As far as i'm aware on cars not falling into the Classic category a fail means the car is un-road worthy (you could be prosecuted if your pulled over driving it) so even if you have MOT left on your previous Test a fail deems it invalid, there is a bit of a loop hole that the police will usually let you go if you drive straight from the MOT test center home or you have the car Booked in to the MOT test center and your on the way straight there.
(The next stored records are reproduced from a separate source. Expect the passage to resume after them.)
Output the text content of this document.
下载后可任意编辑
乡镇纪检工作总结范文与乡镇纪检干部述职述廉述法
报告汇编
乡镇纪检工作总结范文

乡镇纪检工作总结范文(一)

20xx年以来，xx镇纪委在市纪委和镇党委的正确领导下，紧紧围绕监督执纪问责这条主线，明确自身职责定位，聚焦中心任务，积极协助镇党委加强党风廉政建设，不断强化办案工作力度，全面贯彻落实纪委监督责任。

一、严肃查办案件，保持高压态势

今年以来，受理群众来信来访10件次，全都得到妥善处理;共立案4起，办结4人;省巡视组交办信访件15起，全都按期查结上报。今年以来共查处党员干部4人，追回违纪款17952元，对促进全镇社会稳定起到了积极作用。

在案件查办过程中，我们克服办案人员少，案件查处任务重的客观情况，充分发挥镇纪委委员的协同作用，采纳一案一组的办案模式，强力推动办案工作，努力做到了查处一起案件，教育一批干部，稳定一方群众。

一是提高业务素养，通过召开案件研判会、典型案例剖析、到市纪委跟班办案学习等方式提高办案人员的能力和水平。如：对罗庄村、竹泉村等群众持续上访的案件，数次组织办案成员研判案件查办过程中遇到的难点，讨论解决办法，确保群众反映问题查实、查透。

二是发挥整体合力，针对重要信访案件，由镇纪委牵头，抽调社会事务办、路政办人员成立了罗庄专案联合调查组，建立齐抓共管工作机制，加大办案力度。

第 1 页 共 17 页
Frankly i don't know where you would stand if you had an MOT done on a classic and it failed (probably same story as a non classic), i think you would have to prove it had been fixed to take the fault off the data base, but i could be wrong. The scary thing about Classic cars is not so much the 'Old banger's' but the DIY'r that thinks they know there stuff...... i'm not even an MOT tester and i've seen all sorts of stuff like brake pipes not secured in place and lots of very suspect welding! frankly thats the sort of thing that worries me (those cars could go unchecked).

What i do personally is have my cars Pre-MOT checked, it's not done through the MOT data base so any faults can be fixed at my leisure and they do tend to look at the car closer than an MOT tester would, plus it's good piece of mind and good proof the car is road worthy if need be.